Adria and Adriatica are parent Swiss watch brands manufacturing for Eastern European markets.

==Origin==
The name originates from the Etruscan city of Atria (or Adria) that also gave its name at a much earlier period to the Adriatic Sea. It is believed that the name dates from 1931 or earlier.

==History==
The history of Adria and Adriatica as watch trademarks is closely associated with the Belle Époque period through the Montilier Watch Co, established in 1852 in Montilier, close to Morat/Murten, at the foot of the Watch Valley, Switzerland. The brands were dormant from the start of World War II until 1949.

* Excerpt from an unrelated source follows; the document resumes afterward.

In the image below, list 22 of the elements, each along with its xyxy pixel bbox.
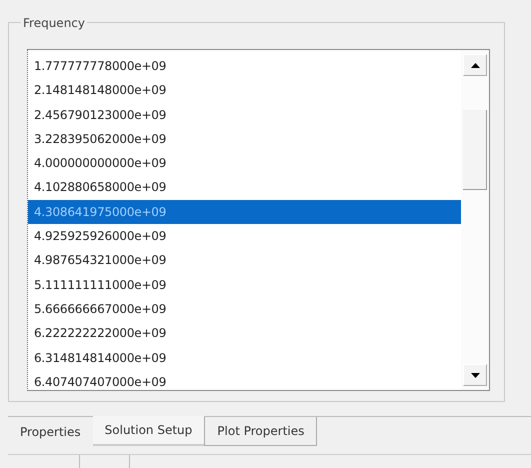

From 1962 two associated watch companies, established in Biel/Bienne and Basel, took over the manufacturing and marketing of Adria and Adriatica watch in partnership, designing mainly classical round pink gold-plated ladies’ and some gentlemen's models, and a special model called "Adriatica World Champion". Both brands, especially Adriatica, flourished in the Scandinavian countries, and also, especially, in Finland. Adriatica watches started being increasingly imported discreetly into Poland by seafaring people and being distributed there and in many of the non-communist countries, becoming established in the Eastern part of Europe.

In 1989, foreseeing the opening of trade, a family who owned the company As of 2013—took over the brands and developed them as manufacturers and distributors. Adriatica watches have always been Swiss made. Since 1998 they have been manufactured by their own company, PR & A Watch Sagl, in Dongio, in the watchmaking area of Ticino, the Italian-speaking part of Switzerland. Adriatica is a full member of the Federation of the Swiss Watch Industry FH.